Anyway, Sling Blade. The plot, the characters and their mannerisms, expressions, posture, choices, morality -- all perfect-as-in-truthful, and that's that. But what affected me -- and still affects me -- is the movie's absolute authenticity with regard to special, demotic, and dying Arkansan vocabulary. The movie came out in '96; I think I first saw it in '97. Some of the expressions and words the characters -- especially Karl -- use I hadn't heard, at least with any regularity, since my grandfather was living (he left this vale of tears in '92): "sommers" for "somewhere," "directly" (pronounced "dreckly") for "soon," "studyin'" for "considering" or "thinking," "reckon" for "believe,"[3] "nervous hospital" for "mental institution" or "nuthouse," "twyst" for "twice," "I'll be dog" for "I'll be dog-gone," "kindly" for "kind of"... I am sure there are more I'm forgetting right now. Also, more common words, indeed stereotypical (therefore frequently if, ultimately, wrongly striking a false note for the listener) for Southern or Western characters, are still accurate here: "ain't," "yonder," "feller."

Even the inflections are spot-on. Lucas Black ("Frank", the boy), is Alabaman but, I believe, had traveled/lived throughout the South before taking the role. He and Thornton both totally accurately say "ain'tchee?", a somewhat rare corruption of "ain't ya?". Dwight Yoakam, who if I remember right has Kentucky roots, has his "Doyle" character appropriately over-emphasize and drawl the initial syllable of "retards;" he is also dead-on in calling a funeral vehicle a "hurst."

[1] Obviously, I reciprocate.
[2] Also a small difference in vocabulary: Gratitude is expressed by "thank you" or "thank ya" or "thanks" except for in the truly back country, where one will still sometimes hear "thankee." Similarly almost everyone uses the quintessential Southern and Western word, "y'all," but occasionally one is jarred by its alternative, "you'ins," a deeply embarrassing word even to other Southerners (good old narcissism of minor differences, again), a word so "Hatfield vs.
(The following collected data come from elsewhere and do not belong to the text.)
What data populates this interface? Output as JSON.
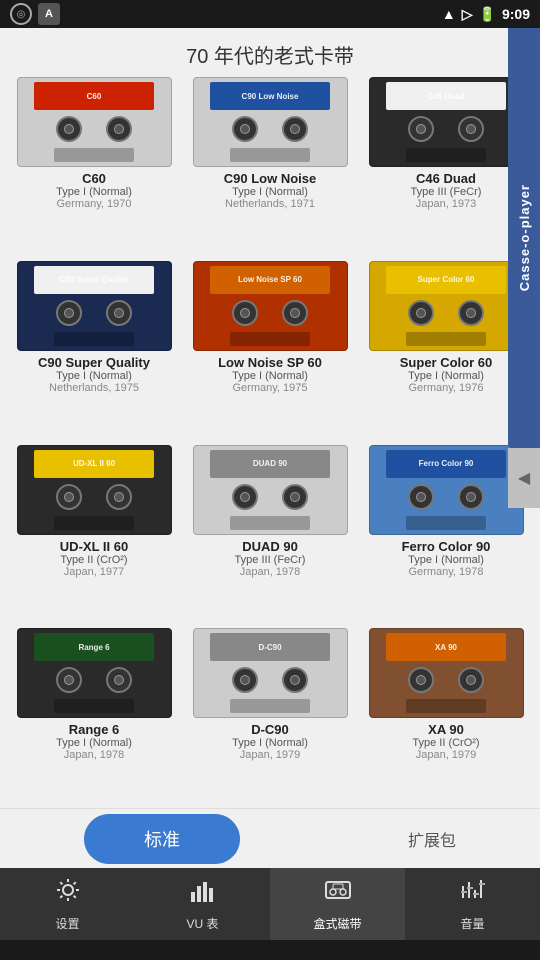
{
  "statusBar": {
    "time": "9:09",
    "icons": [
      "compass",
      "A"
    ]
  },
  "page": {
    "title": "70 年代的老式卡带"
  },
  "rightTab": {
    "label": "Casse-o-player"
  },
  "cassettes": [
    {
      "id": "c60",
      "name": "C60",
      "type": "Type I (Normal)",
      "origin": "Germany, 1970",
      "shell": "light",
      "labelColor": "red"
    },
    {
      "id": "c90ln",
      "name": "C90 Low Noise",
      "type": "Type I (Normal)",
      "origin": "Netherlands, 1971",
      "shell": "light",
      "labelColor": "blue"
    },
    {
      "id": "c46duad",
      "name": "C46 Duad",
      "type": "Type III (FeCr)",
      "origin": "Japan, 1973",
      "shell": "dark",
      "labelColor": "white"
    },
    {
      "id": "c90sq",
      "name": "C90 Super Quality",
      "type": "Type I (Normal)",
      "origin": "Netherlands, 1975",
      "shell": "navy",
      "labelColor": "white"
    },
    {
      "id": "lnsp60",
      "name": "Low Noise SP 60",
      "type": "Type I (Normal)",
      "origin": "Germany, 1975",
      "shell": "red",
      "labelColor": "orange"
    },
    {
      "id": "sc60",
      "name": "Super Color 60",
      "type": "Type I (Normal)",
      "origin": "Germany, 1976",
      "shell": "yellow",
      "labelColor": "yellow"
    },
    {
      "id": "udxl",
      "name": "UD-XL II 60",
      "type": "Type II (CrO²)",
      "origin": "Japan, 1977",
      "shell": "dark",
      "labelColor": "yellow"
    },
    {
      "id": "duad90",
      "name": "DUAD 90",
      "type": "Type III (FeCr)",
      "origin": "Japan, 1978",
      "shell": "light",
      "labelColor": "gray"
    },
    {
      "id": "ferrocolor",
      "name": "Ferro Color 90",
      "type": "Type I (Normal)",
      "origin": "Germany, 1978",
      "shell": "blue",
      "labelColor": "blue"
    },
    {
      "id": "range6",
      "name": "Range 6",
      "type": "Type I (Normal)",
      "origin": "Japan, 1978",
      "shell": "dark",
      "labelColor": "green"
    },
    {
      "id": "dc90",
      "name": "D-C90",
      "type": "Type I (Normal)",
      "origin": "Japan, 1979",
      "shell": "light",
      "labelColor": "gray"
    },
    {
      "id": "xa90",
      "name": "XA 90",
      "type": "Type II (CrO²)",
      "origin": "Japan, 1979",
      "shell": "brown",
      "labelColor": "orange"
    }
  ],
  "bottomButtons": {
    "standard": "标准",
    "expansion": "扩展包"
  },
  "tabs": [
    {
      "id": "settings",
      "label": "设置",
      "icon": "⚙",
      "active": false
    },
    {
      "id": "vu",
      "label": "VU 表",
      "icon": "📊",
      "active": false
    },
    {
      "id": "cassette",
      "label": "盒式磁带",
      "icon": "🎛",
      "active": true
    },
    {
      "id": "volume",
      "label": "音量",
      "icon": "🎚",
      "active": false
    }
  ]
}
McCoy" in its vibe that I'm almost certain it must be a remnant from Appalachia, even though I've never seen the word's origins discussed -- indeed, I've never seen it referenced, not that this is a subject I've spent any time researching -- and have only heard the word used by deep-country, flatland-swampland (by which I do not mean "Delta," which is a whole different can of worms) people and not by Ozark-hillbilly types who would make more sense to the "Appalachian origin" thesis.
[3] I was stunned to learn my Chinese-Australian then-girlfriend used the word in the Arkansan sense, both in meaning and in frequency; apparently it's a normal part of Oz-speak.